Saremo in piazza il 25 settembre a Reggio Calabria. Per nulla a cuor leggero, abbiamo deciso di esserci. Per molte ragioni. Innanzitutto perché non può essere casuale – accade con impressionante puntualità almeno dall’attentato a Saverio Zavettieri – la stretta corrispondenza che esiste tra bombe, intimidazioni e appuntamenti elettorali. Perché ci sembra stringente – al punto di soffocare – la connessione tra mafia e politica, tra apparati deviati e pezzi delle istituzioni. Perché non ci sembra sufficiente il tentativo di reagire della società civile.
Non ci nascondiamo, però. Questa manifestazione non è la straordinaria marcia Reggio-Archi. Non può esserlo, non ci sono le condizioni (e su questo dovremmo tutti quanti aprire una riflessione senza sconti). E il fiume di adesioni che vediamo ogni giorno se per un verso incoraggia tanta gente perbene a scendere in piazza, per l’altro ci mette tutti di fronte a due difficoltà sostanziali. La prima: l’appello elaborato non entra davvero nel merito delle grandi questioni che attraversano la Calabria e il Sud. Non affronta i nodi centrali per il futuro della nostra comunità: il lavoro (e il lavoro nero), le grandi opere (a partire dal No al Ponte, per il quale torneremo in piazza il 2 ottobre a Messina, fino allo scandalo della Statale 106 o della Salerno-Reggio Calabria), la cura del territorio e l’abusivismo (quanto mai necessarie in Calabria, terra di alluvioni), i migranti (da Rosarno in giù, un buco nero per tutti), la vergogna della borghesia mafiosa, il racket (e le ipocrisie legate alle mazzette), la selezione della classe dirigente e della classe politica, la compattezza delle istituzioni e della magistratura, la carenza dei servizi sociali (e l’abitudine che i cittadini hanno fatto alla sottrazione quotidiana di diritti elementari), la prepotenza della politica che tutto fa e disfa senza avere un progetto. E si potrebbe andare avanti a lungo.

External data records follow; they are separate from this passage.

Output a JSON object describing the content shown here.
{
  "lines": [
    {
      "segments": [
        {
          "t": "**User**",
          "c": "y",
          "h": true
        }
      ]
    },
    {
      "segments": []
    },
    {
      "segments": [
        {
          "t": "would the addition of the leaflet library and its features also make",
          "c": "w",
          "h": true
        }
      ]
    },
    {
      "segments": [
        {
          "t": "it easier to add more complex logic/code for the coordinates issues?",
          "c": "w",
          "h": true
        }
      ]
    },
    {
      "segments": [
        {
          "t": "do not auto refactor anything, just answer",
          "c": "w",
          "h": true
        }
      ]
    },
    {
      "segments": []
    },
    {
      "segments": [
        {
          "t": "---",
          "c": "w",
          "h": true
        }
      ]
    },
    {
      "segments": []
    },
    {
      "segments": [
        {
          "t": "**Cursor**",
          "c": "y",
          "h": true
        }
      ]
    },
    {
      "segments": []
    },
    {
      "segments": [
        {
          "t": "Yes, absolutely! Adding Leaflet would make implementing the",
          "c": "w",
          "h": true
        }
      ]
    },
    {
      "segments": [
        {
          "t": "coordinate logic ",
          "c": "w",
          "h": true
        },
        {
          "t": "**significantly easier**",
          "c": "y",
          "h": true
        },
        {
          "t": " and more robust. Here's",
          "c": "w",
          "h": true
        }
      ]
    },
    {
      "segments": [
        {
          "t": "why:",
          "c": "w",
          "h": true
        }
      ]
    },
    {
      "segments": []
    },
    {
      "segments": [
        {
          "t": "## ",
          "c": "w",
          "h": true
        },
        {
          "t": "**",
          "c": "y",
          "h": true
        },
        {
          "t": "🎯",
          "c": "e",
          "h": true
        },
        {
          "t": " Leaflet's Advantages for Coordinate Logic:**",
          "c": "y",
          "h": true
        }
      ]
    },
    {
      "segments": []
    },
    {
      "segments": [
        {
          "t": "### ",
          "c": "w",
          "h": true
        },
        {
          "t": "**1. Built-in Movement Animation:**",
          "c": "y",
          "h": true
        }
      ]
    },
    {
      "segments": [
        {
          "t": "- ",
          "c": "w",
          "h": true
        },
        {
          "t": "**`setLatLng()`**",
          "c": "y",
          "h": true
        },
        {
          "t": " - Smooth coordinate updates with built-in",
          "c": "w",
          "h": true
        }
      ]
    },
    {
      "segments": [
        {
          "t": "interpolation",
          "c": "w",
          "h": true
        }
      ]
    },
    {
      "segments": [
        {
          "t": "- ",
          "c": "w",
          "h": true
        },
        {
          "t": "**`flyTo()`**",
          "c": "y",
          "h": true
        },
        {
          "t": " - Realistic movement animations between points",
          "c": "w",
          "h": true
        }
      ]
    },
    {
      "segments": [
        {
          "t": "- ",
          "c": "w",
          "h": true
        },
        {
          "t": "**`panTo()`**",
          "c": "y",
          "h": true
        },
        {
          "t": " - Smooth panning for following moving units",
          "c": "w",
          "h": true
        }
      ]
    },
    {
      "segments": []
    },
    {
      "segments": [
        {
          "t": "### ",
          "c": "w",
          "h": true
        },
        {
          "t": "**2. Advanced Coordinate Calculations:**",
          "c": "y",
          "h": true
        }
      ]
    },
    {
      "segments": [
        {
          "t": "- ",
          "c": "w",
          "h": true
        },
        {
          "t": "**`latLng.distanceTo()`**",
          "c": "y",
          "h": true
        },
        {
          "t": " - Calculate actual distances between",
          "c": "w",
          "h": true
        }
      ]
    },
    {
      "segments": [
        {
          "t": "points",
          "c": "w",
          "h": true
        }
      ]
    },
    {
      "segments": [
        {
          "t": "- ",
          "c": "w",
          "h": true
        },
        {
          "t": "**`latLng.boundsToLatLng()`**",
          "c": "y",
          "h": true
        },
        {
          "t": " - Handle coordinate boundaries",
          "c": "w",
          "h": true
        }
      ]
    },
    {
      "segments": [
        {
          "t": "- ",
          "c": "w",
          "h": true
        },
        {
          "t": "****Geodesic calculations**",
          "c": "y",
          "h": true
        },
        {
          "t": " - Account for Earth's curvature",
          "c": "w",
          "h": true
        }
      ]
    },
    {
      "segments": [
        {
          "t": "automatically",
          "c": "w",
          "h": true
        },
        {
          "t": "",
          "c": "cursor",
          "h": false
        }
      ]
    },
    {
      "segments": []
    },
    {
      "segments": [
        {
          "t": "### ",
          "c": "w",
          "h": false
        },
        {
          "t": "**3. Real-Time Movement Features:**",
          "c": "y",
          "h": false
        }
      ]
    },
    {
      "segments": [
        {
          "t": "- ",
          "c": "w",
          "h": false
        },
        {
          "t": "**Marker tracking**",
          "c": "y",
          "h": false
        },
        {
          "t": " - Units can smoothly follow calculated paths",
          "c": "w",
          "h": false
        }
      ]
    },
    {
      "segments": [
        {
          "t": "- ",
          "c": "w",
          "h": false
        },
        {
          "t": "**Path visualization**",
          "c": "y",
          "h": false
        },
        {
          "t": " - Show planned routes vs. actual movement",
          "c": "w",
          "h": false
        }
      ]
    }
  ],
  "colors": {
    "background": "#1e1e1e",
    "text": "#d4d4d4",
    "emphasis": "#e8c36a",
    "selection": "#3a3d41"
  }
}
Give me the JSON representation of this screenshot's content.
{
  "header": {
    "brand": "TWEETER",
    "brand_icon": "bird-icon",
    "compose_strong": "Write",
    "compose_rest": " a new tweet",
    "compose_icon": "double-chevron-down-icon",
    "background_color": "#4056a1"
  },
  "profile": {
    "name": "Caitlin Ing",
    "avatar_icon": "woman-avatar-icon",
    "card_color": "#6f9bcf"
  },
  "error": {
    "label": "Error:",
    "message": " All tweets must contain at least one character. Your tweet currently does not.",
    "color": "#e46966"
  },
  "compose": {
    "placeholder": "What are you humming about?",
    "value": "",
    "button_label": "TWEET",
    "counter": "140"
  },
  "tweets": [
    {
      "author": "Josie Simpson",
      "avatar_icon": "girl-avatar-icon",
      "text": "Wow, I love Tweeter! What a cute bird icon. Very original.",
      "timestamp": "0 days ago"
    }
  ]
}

Poi c’è un altro problema, altrettanto grave. Tutti o quasi – troppi – hanno aderito alla manifestazione. Chi ci crede e chi no, chi vuole differenziarsi e chi vuole mescolarsi tra la folla, chi vuole approfittarne e chi sceglie di stare in piazza, chi pensa di essere il più bravo e chi pensa di essere il più furbo. Anche personaggi dai quali è meglio stare lontani saranno in piazza sabato 25. Speriamo di vedere sfilare migliaia di persone ma è bene precisare che noi non siamo per l’unità, non siamo per l’unanimità. Neanche nella lotta alla ‘ndrangheta. Perché se la ‘ndrangheta sta nel potere e nelle istituzioni, se sta nell’economia e occupa i posti cruciali della classe dirigente non possiamo stare tutti dalla stessa parte. Se lo facciamo commettiamo un errore. Imperdonabile. Non tutti i percorsi sono uguali, è bene saperlo se vogliamo davvero parlare di ‘ndrangheta e Italia, se vogliamo rovesciare convinzioni e schemi precostituiti, sciogliere grumi di interessi perversi, se vogliamo denunciare pupi e pupari, se vogliamo conoscere e riconoscere, se vogliamo distinguere veri e falsi intellettuali, vittime e carnefici, padroni e padrini, bianco e nero, se vogliamo orientarci nella melassa del grigio. Se vogliamo davvero affrontare la grande questione del Potere con tutto quello che significa.
E allora misuriamoci sui fatti, sulla politica, sulle scelte, sulle posizioni. Ci spieghino le forze politiche e gli amministratori – a partire da quelli regionali – come condizionano il consenso, come compilano (e compileranno) le liste elettorali, cosa pensano delle grandi questioni che riguardano la Calabria. E come commentano le inchieste della magistratura – ne aspettiamo ancora delle altre – che stanno svelando, poco a poco, compromissioni, legami, ricatti, infiltrazioni. Se esistono delle zone d’ombra, perché non prendono le distanze? Perché non pronunciano parole chiare? Perché non sono conseguenti negli atti? E lo stesso riguarda le forze sindacali (che non sono immuni da colpe), i rappresentanti delle categorie (perché siamo così indietro rispetto ad altre regioni?), i giornalisti e gli intellettuali (sono davvero liberi o rappresentano gli interessi di qualcuno?), le associazioni e i movimenti (perché in una situazione così drammatica c’è così poco conflitto?), tutti i cittadini (quanto siamo coinvolti nel sistema affaristico-politico-para-‘ndranghetistico che governa il nostro territorio?).